Renzi sfiducia se stesso: "Trump ha saputo interpretare il cambiamento"

Prima ha sostenuto la Clinton, adesso riconosce i meriti di Trump dimenticandosi che il nuovo presidente Usa si appresta ad espellere oltre due milioni di clandestini

Fabio Cantarella
Renzi sfiducia se stesso: "Trump ha saputo interpretare il cambiamento"

Ha sostenuto Hillary Clinton intromettendosi in una campagna elettorale nella quale non aveva alcun diritto di parlare. Anzi, prudenza e correttezza istituzionale, essendo lui il capo del governo, suggerivano di astenersi da qualsiasi tipo di dichiarazione pro o contro uno dei due candidati in corsa per la Casa bianca. E lui che ha fatto? Recatosi negli Stati Uniti per prendere parte alla cena di Stato organizzata da Obama (quella alla quale s'è portato d'appresso il non più garante della Costituzione, rimasto peraltro senza patente, Roberto Benigni), ha trovato il tempo, prima dell’ultimo dibattito tra la Clinton e Trump, di partecipare ad un piccolo pranzo fuori dal programma ufficiale, con interlocutori vicini alla campagna elettorale di Hillary. Nella sua folle arroganza istituzionale intendeva iniziare a prendere i rapporti con la futura amministrazione americana!
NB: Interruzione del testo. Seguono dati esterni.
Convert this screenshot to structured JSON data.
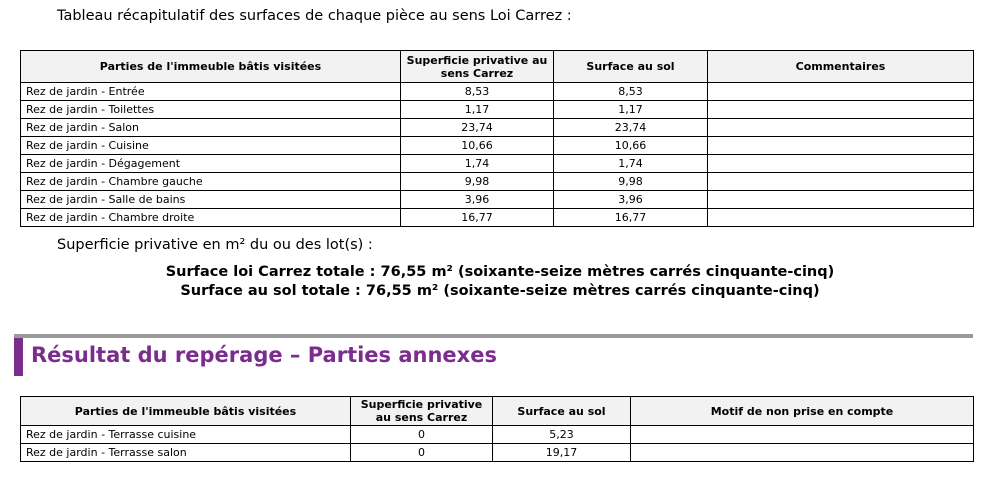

E adesso che Donald Trump ha stravinto le elezioni che dice il buon Renzi? "Ha saputo interpretare le istanze di cambiamento meglio della Clinton". Praticamente con questa dichiarazione Renzi ha sfiduciato sé stesso, considerato che la politica di Trump è totalmente opposta alla sua, specie quella estera e quella in materia di sicurezza. Gli sarebbe bastato leggere qualche giornale, specie i titoloni in cui si annuncia che Trump si appresta a sbattere fuori dai confini americani dai due ai tre milioni di clandestini con l'avvertenza ai paesi d'origine di sospendere i visti ai passaporti se non se li riprenderanno. Se Trump quindi interpreta il cambiamento, Renzi è il modello da superare, la vecchia politica. L'ha detto lui stesso!

Annotiamo pertanto l'ennesima imbarazzante performance estera di un premier gonfiato che con la sua caratteristica arroganza ha rischiato di minare concretamente i futuri rapporti tra l'Italia e la prima potenza mondiale, nostra prima alleata.